Cabins or caves for resting in if the forest is longer. Maybe even a small town or village in the middle of the forest (or a camping spot), so that there's a safe place to sally forth from.
Sometimes if I want a more maze-like forest (untouched by human hands for thousands of years, for example) I'll make it very overgrown and loop in on itself at times. You'd naturally find shortcuts here and there, though they'd likely be guarded by harder enemies. Also making a shortcut is fun - say there's a cliff part where you can jump down to a lower layer of the map that is closer to the entrance or the like. I also like sharing screens with different parts of the map so you can see that there's a path that you'll get to in the future and can kind of map some places in your mind (oh, I saw that to the south there was an area past the river I could get to but I haven't found a path to that going east. Maybe if I go west I'll find it instead.)
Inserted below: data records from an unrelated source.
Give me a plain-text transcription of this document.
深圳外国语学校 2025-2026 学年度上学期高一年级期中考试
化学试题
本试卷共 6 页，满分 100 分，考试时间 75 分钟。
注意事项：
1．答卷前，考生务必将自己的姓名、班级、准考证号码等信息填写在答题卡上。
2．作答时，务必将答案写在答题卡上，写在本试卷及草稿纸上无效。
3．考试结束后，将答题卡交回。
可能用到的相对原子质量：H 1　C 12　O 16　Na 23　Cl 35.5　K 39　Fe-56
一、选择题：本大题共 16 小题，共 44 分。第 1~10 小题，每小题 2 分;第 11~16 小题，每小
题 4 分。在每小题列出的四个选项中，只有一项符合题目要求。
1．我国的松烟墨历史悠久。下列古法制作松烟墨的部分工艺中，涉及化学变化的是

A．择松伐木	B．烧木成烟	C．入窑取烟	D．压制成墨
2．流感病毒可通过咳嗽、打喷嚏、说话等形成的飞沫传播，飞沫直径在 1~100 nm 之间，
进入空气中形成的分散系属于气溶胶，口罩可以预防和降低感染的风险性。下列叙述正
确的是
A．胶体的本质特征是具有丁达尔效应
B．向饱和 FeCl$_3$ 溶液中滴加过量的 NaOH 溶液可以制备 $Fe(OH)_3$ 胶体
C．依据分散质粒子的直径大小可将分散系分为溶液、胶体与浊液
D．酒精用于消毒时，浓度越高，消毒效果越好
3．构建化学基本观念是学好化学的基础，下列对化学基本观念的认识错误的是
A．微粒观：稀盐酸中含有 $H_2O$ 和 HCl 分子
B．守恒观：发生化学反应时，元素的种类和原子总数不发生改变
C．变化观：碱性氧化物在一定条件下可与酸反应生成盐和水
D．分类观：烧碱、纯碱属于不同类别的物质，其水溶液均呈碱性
Lots of dead ends, small clearings, and sometimes even incorporating things like cliffs, caves and other different kinds of landscape helps a forest feel a bit different and interesting too. Landmarks (or at least recognisable areas) so that the player can orient themselves based on what they remember (like, oh, this is the part with the lake. if I go north from this area it'll lead back around to the waterfalls and west of there was a cabin).
Depending on the game there might be hidden paths.
Oh, something else I always (or almost always) do is have small cutouts of trees. See I usually use the canopy forest to map forests with, but a sea of just black is boring, so I make little parts that show the trees breaking up a bit to add variety.
For example:
The blue are the different exits. You can see that the southern one is a bit harder to figure out as an exit than the other two. On the left you can see an inaccessible cut-away of the forest to give the feel of there being more than just the path. Overall, the red is the only part you can walk, making a larger map feel more cramped by cutting off areas to go.